2006年2月19日(日)「しんぶん赤旗」
主張
BSE米報告書
安心どころか疑念が深まる
日本向け米国産牛肉に、BSE(牛海綿状脳症)の病原体が蓄積しやすい脊柱(せきちゅう)が混入していたことをめぐって、米国農務省が報告書を日本政府に提出しました。
米国政府は、報告書提出で「日本の消費者の理解」(米駐日大使)を得て、輸入再開を迫ろうとしています。
個別のミスで片付ける
報告書の内容は、脊柱の混入を個別の輸出業者と検査官のミスによる「例外的なケース」として片付け、米国のBSE対策の不備をまったく問題にしていません。
脊柱混入が成田検疫所で発見されてからも、米国産牛肉の安全性に疑問を抱く報告が次々と明らかにされています。BSEリスク(危険性)の高い歩行困難牛二十九頭が食肉に回されていたという米農務省監査局の監査報告もその一例です。
BSEにたいする米国のずさんな対応が、日本の消費者を不安にさせています。
米国産牛肉の輸入再開にあたって米国は、二つの条件(1)全月齢の危険部位(脊柱など)の除去(2)二十カ月齢以下の順守を約束しました。脊柱混入は、この前提条件を順守する保証が米国側にないことを改めて示したものです。
そこへの疑問をぬぐい去るだけの、米国のBSE対策の強化があってしかるべきです。それなのに特異な個別の事例として、収束させてしまうところに、米国への不信感がつのります。
報告書は、脊柱の混入が「日本との合意条件に沿うものではない」が、「国民の健康を害するものではない」とのべています。ここには、危険部位の除去にたいする米国の認識のなさがよくあらわれています。
米国は、“BSE検査より、危険部位の除去が大事だ”といって、日本に全頭検査の緩和を迫る口実に使ってきましたが、実際は危険部位の除去の意義すら、わかっていないのです。だから、脊柱を混入させても、国民の健康には影響がないと平気でいうのです。
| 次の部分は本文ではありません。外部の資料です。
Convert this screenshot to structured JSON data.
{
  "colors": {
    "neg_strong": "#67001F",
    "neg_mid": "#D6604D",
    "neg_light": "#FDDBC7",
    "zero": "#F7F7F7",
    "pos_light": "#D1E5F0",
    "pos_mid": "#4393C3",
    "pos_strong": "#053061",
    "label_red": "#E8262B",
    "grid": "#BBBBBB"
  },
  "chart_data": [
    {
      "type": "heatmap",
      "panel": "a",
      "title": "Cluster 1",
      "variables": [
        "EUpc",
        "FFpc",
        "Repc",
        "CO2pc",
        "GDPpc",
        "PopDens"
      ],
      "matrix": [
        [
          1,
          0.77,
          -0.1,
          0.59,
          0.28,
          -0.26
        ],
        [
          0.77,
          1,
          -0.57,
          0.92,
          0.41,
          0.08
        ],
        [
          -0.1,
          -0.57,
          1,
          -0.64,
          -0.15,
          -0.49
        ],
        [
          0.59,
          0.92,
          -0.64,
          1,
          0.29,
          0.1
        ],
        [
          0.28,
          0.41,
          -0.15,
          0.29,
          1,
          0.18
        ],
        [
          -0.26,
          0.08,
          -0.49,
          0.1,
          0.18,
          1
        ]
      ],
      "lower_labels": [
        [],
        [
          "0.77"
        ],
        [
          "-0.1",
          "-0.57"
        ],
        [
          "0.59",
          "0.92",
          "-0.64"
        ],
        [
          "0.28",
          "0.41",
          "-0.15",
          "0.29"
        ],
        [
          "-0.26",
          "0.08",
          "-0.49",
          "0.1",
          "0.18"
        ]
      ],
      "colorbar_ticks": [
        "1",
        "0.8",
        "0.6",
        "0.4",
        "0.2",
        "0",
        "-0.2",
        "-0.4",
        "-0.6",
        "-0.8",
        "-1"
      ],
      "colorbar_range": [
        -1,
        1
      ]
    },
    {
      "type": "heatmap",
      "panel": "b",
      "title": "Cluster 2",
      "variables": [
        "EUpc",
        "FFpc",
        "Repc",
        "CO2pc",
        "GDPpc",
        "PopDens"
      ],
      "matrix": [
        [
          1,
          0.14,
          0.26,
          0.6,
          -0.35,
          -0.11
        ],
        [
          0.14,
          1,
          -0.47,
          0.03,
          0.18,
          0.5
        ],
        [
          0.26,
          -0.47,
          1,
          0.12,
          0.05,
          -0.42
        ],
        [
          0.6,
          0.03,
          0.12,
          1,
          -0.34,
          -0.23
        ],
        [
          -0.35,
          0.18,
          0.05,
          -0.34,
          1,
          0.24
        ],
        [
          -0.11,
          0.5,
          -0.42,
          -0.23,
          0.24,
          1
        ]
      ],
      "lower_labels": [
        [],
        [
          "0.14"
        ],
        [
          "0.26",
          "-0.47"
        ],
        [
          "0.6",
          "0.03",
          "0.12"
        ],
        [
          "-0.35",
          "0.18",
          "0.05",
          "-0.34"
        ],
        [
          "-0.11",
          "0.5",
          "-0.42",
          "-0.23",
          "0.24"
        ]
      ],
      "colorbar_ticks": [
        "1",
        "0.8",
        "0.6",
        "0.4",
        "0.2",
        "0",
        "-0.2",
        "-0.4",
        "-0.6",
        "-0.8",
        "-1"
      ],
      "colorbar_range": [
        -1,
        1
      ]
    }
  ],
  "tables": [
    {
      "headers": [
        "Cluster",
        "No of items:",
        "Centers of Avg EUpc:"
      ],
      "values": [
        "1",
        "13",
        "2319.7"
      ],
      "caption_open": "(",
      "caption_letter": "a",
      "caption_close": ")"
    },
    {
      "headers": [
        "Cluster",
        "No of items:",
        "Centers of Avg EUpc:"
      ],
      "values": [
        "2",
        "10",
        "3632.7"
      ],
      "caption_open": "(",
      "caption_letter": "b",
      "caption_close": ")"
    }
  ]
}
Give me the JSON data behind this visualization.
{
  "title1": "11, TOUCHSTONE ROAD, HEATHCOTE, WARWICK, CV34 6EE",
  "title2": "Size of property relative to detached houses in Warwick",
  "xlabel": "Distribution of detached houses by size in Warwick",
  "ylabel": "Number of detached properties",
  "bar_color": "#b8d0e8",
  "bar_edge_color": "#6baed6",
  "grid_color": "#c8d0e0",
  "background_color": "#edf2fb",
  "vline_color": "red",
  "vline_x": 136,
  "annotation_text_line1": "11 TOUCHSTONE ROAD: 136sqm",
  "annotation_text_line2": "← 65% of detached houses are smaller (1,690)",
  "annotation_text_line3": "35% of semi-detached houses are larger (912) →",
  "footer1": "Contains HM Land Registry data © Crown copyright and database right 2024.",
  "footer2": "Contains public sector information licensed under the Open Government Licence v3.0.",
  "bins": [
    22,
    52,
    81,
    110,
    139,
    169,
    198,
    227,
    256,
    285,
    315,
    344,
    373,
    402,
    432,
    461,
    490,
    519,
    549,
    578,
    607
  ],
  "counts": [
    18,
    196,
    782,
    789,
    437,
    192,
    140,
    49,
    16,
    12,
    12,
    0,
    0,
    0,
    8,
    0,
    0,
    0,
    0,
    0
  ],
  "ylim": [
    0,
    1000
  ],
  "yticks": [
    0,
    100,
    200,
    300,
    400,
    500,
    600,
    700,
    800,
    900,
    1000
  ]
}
日本政府は、脊柱混入問題の「責任は米国にある」といってきましたが、米国の圧力に屈して、輸入再開した日本政府にも責任があることは火をみるより明らかです。
輸入再開した後の査察でも、農水、厚労の両省は、実際に日本向けのもので危険部位を除去しているところを見ていないのに、消費者や食品安全委員会には、“問題なし”と報告していました。
日米で合意された輸入再開の前提条件は、順守される保証がまったくなかったというのが実情です。
牛肉の安全性をめぐる問題は、小手先の対応で解決する問題ではありません。
日本では、米国の圧力により、と畜場のBSE検査の基準が全頭から二十一カ月以上になった(昨年七月)あとも、国の予算で全自治体が全頭検査を続けています。
国内二十二頭目にあたるBSE感染牛の飼料に肉骨粉が含まれていることが初めてわかり、感染の原因究明の手がかりをつかんでいます。
日本と同じ全頭検査を
米国は、BSE検査の予算を減らす方針ですが、これではいまでさえきわめて不十分な汚染実態の把握を、さらに後退させることになります。
日本政府は、「報告書の内容を精査して、対応を検討する」といいます。全頭検査、全月齢の危険部位除去という日本と同等の安全基準が確保されるまで、輸入再開はすべきではありません。